In terms of relations and the relational data model, there is nothing in relational math to forbid the intersection of a tuple and an attribute from itself being a relation. And it was this construct that I think E.F. Codd was intending to exclude when he came up with normalization. (Later named first normal form, once the second form was discovered.)
Why did he use the term "normalization". Well, here is what he was driving at, IMO. For any defined collection of information requirements, there is a set of relational models that all express those requirements adequately. The members of that set can be regarded as "equivalent" in this sense. One can come up with a rule for picking one member of that set and calling it the "normal" representation of the entire set. The rule Codd came up with was what became the 1NF rule: no subrelations.
Another place where the concept of "normalized" had come up earlier in computing was floating point numbers. The numbers 0.1 and 1e-1 both represent the same number, and there is an uncountable number of ways of representing that same number. One of them can be called the "normalized" representation.

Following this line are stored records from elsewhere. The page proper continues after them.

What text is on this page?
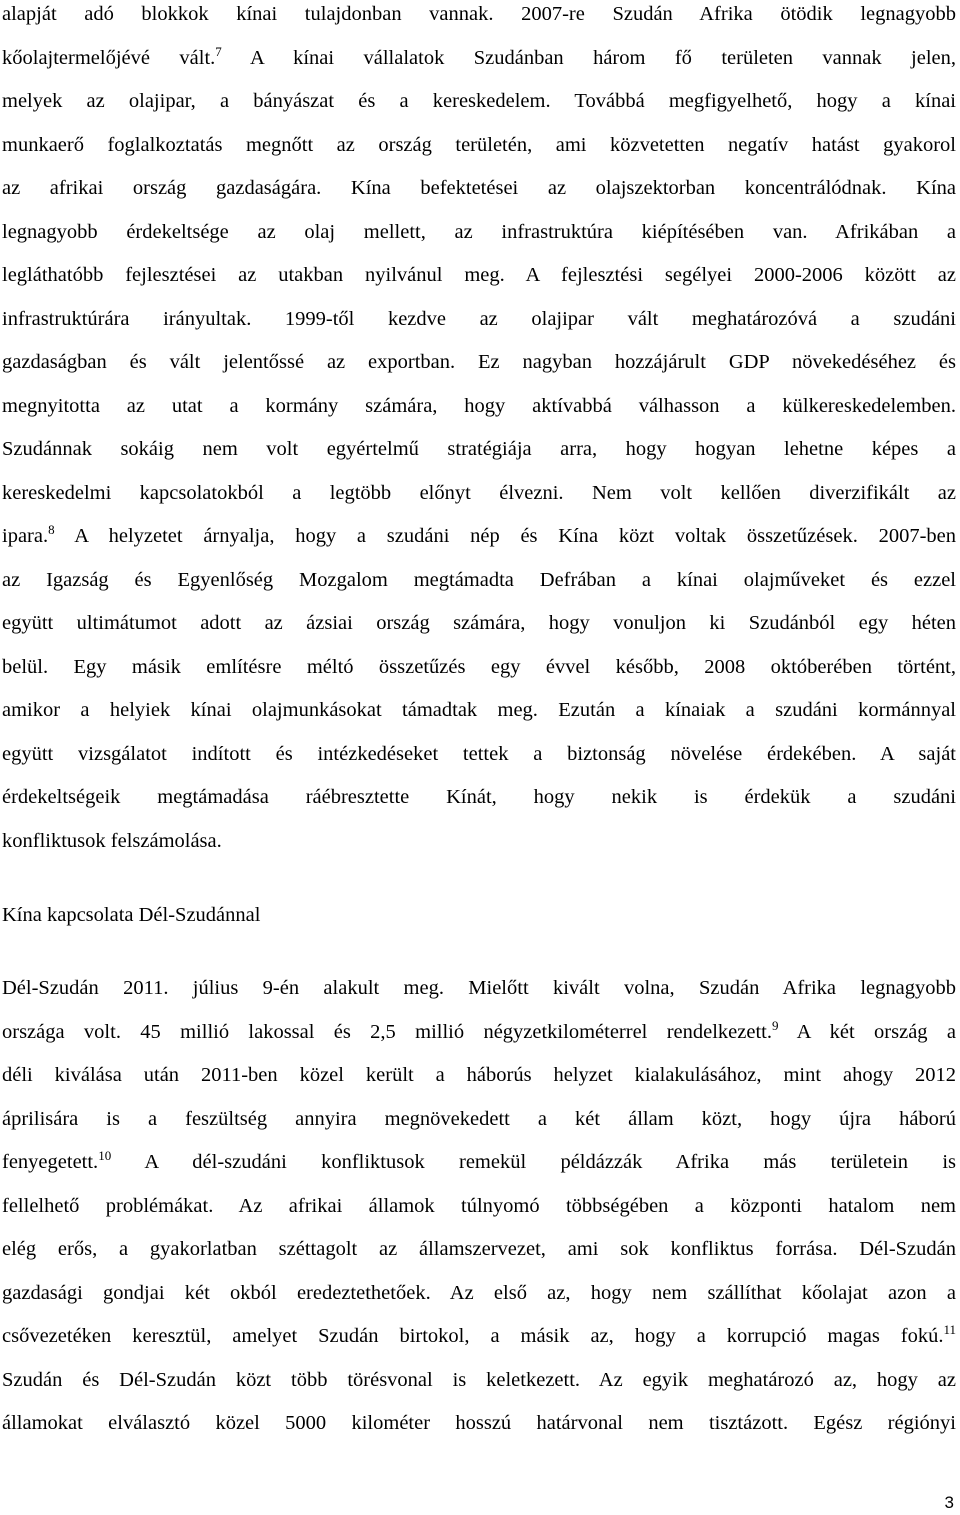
alapját adó blokkok kínai tulajdonban vannak. 2007-re Szudán Afrika ötödik legnagyobb
kőolajtermelőjévé vált.$^7$ A kínai vállalatok Szudánban három fő területen vannak jelen,
melyek az olajipar, a bányászat és a kereskedelem. Továbbá megfigyelhető, hogy a kínai
munkaerő foglalkoztatás megnőtt az ország területén, ami közvetetten negatív hatást gyakorol
az afrikai ország gazdaságára. Kína befektetései az olajszektorban koncentrálódnak. Kína
legnagyobb érdekeltsége az olaj mellett, az infrastruktúra kiépítésében van. Afrikában a
legláthatóbb fejlesztései az utakban nyilvánul meg. A fejlesztési segélyei 2000-2006 között az
infrastruktúrára irányultak. 1999-től kezdve az olajipar vált meghatározóvá a szudáni
gazdaságban és vált jelentőssé az exportban. Ez nagyban hozzájárult GDP növekedéséhez és
megnyitotta az utat a kormány számára, hogy aktívabbá válhasson a külkereskedelemben.
Szudánnak sokáig nem volt egyértelmű stratégiája arra, hogy hogyan lehetne képes a
kereskedelmi kapcsolatokból a legtöbb előnyt élvezni. Nem volt kellően diverzifikált az
ipara.$^8$ A helyzetet árnyalja, hogy a szudáni nép és Kína közt voltak összetűzések. 2007-ben
az Igazság és Egyenlőség Mozgalom megtámadta Defrában a kínai olajműveket és ezzel
együtt ultimátumot adott az ázsiai ország számára, hogy vonuljon ki Szudánból egy héten
belül. Egy másik említésre méltó összetűzés egy évvel később, 2008 októberében történt,
amikor a helyiek kínai olajmunkásokat támadtak meg. Ezután a kínaiak a szudáni kormánnyal
együtt vizsgálatot indított és intézkedéseket tettek a biztonság növelése érdekében. A saját
érdekeltségeik megtámadása ráébresztette Kínát, hogy nekik is érdekük a szudáni
konfliktusok felszámolása.
Kína kapcsolata Dél-Szudánnal
Dél-Szudán 2011. július 9-én alakult meg. Mielőtt kivált volna, Szudán Afrika legnagyobb
országa volt. 45 millió lakossal és 2,5 millió négyzetkilométerrel rendelkezett.$^9$ A két ország a
déli kiválása után 2011-ben közel került a háborús helyzet kialakulásához, mint ahogy 2012
áprilisára is a feszültség annyira megnövekedett a két állam közt, hogy újra háború
fenyegetett.$^{10}$ A dél-szudáni konfliktusok remekül példázzák Afrika más területein is
fellelhető problémákat. Az afrikai államok túlnyomó többségében a központi hatalom nem
elég erős, a gyakorlatban széttagolt az államszervezet, ami sok konfliktus forrása. Dél-Szudán
gazdasági gondjai két okból eredeztethetőek. Az első az, hogy nem szállíthat kőolajat azon a
csővezetéken keresztül, amelyet Szudán birtokol, a másik az, hogy a korrupció magas fokú.$^{11}$
Szudán és Dél-Szudán közt több törésvonal is keletkezett. Az egyik meghatározó az, hogy az
államokat elválasztó közel 5000 kilométer hosszú határvonal nem tisztázott. Egész régiónyi
3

As soon as (binary) floating point numbers began to be supported in computer instruction sets, there was a way to "normalize" a binary floating point number in such a way that the mantissa was always between one-half and one, unless the number was zero. It's not important to understand these details. My point is just that the term "normalized" was already part of computer jargon in 1970, when Codd wrote his paper.
A larger question, IMO, is "what's so bad about violating 1NF? Why is 1NF important?"

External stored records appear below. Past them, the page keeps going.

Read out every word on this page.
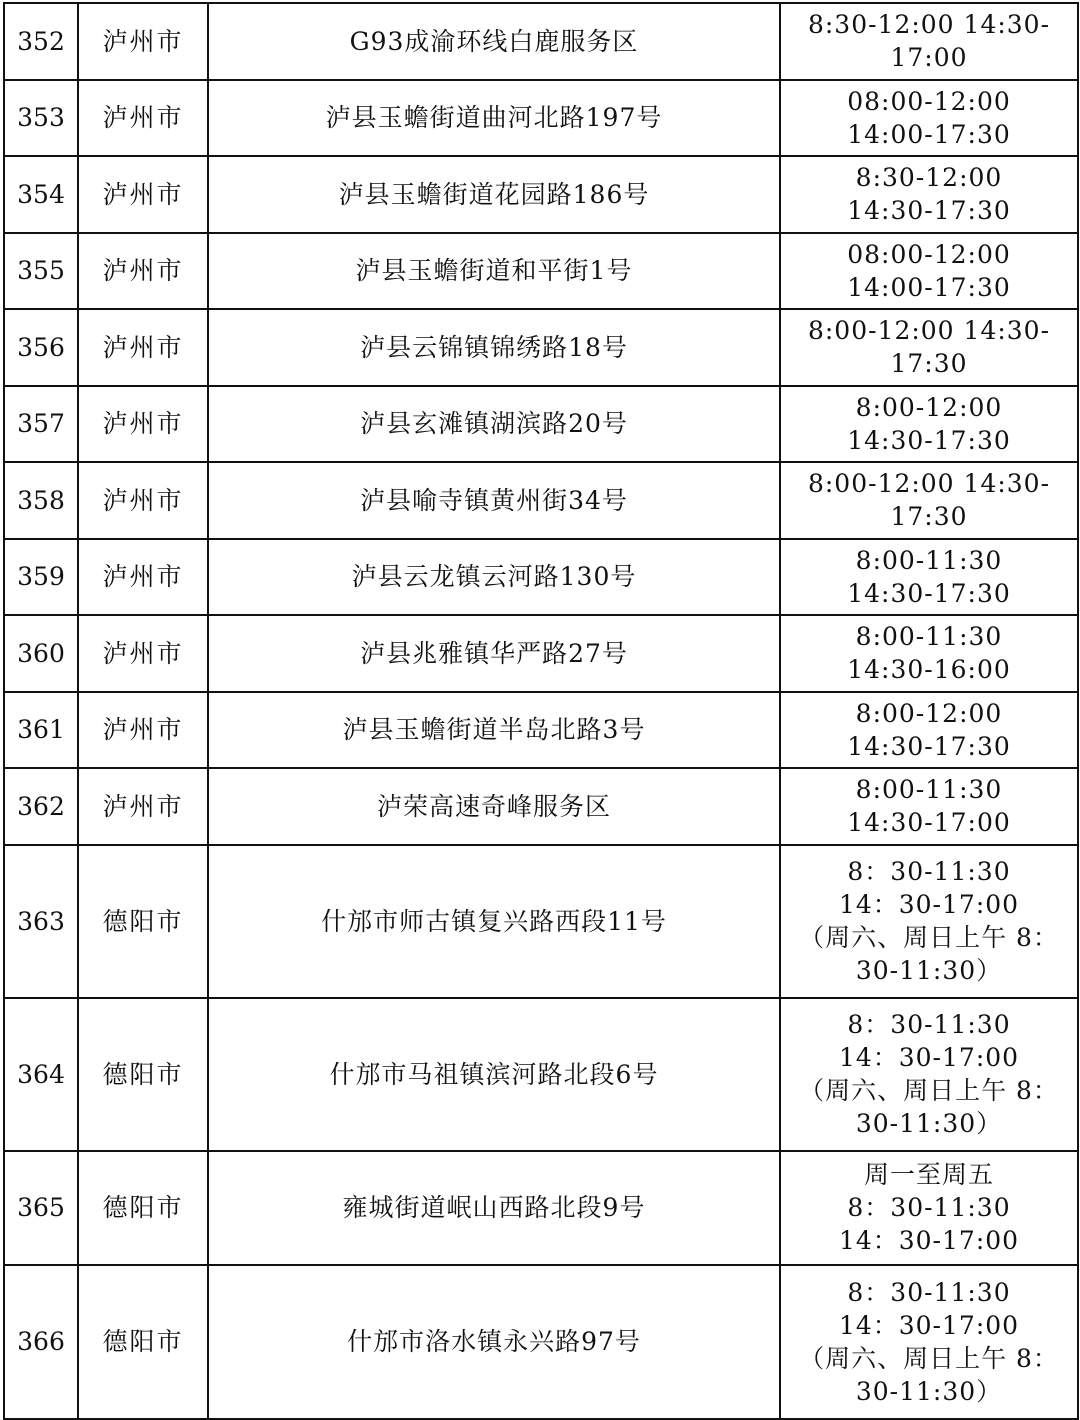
352	泸州市	G93成渝环线白鹿服务区	8:30-12:00 14:30-
17:00
353	泸州市	泸县玉蟾街道曲河北路197号	08:00-12:00
14:00-17:30
354	泸州市	泸县玉蟾街道花园路186号	8:30-12:00
14:30-17:30
355	泸州市	泸县玉蟾街道和平街1号	08:00-12:00
14:00-17:30
356	泸州市	泸县云锦镇锦绣路18号	8:00-12:00 14:30-
17:30
357	泸州市	泸县玄滩镇湖滨路20号	8:00-12:00
14:30-17:30
358	泸州市	泸县喻寺镇黄州街34号	8:00-12:00 14:30-
17:30
359	泸州市	泸县云龙镇云河路130号	8:00-11:30
14:30-17:30
360	泸州市	泸县兆雅镇华严路27号	8:00-11:30
14:30-16:00
361	泸州市	泸县玉蟾街道半岛北路3号	8:00-12:00
14:30-17:30
362	泸州市	泸荣高速奇峰服务区	8:00-11:30
14:30-17:00
363	德阳市	什邡市师古镇复兴路西段11号	8：30-11:30
14：30-17:00
（周六、周日上午 8：
30-11:30）
364	德阳市	什邡市马祖镇滨河路北段6号	8：30-11:30
14：30-17:00
（周六、周日上午 8：
30-11:30）
365	德阳市	雍城街道岷山西路北段9号	周一至周五
8：30-11:30
14：30-17:00
366	德阳市	什邡市洛水镇永兴路97号	8：30-11:30
14：30-17:00
（周六、周日上午 8：
30-11:30）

The answer to that question has two parts: one has to do with the logical model, and one has to do with the physical implementation of the first relational DBMS, which didn't come until about 1978.
In the logical model, it's desirable to say that specifying a tuple (by providing a key value) and specifying an attribute (by name) ought to be sufficient information to pin down the value being specified to a single value, at the level of detail the DBMS deals with. The early literature called this "keyed access to all data".
In the physical model, it's important to avoid having to do an entire table scan in order to do a simple search for all occurrences of a simple value. An index ought to do the trick in a few disk reads instead of maybe millions of disk reads for a table scan. To my knowledge, no DBMS ever built can create an index on the individual values stashed in a CSV text stored in a column. And Codd surely wanted to avoid the need for such an index when the first relational DBMS was to be built.
It's this last point that brings me back to the "theory is practical" motto that has been so helpful to me. Neophyte database designers come in here all the time, asking why it wouldn't be "more efficient" to store a list of course codes in the student table, instead of resorting to the "complexity" of creating a junction table with two foreign keys, studentId and courseId. The answer that convinces the neophyte usually has to do with doing table scans, and the associated delay, for operations that a good DBMS will do via an index, provided that the appropriate index has been created. IMO, that's what I think Codd was driving at, too.
Just to further muddy the waters, it's possible (at least in Oracle) to define a table that contains sub-tables in one of the columns. The question might arise whether such a database is or is not in 1NF. My answer is no.
(sorry this is so long.)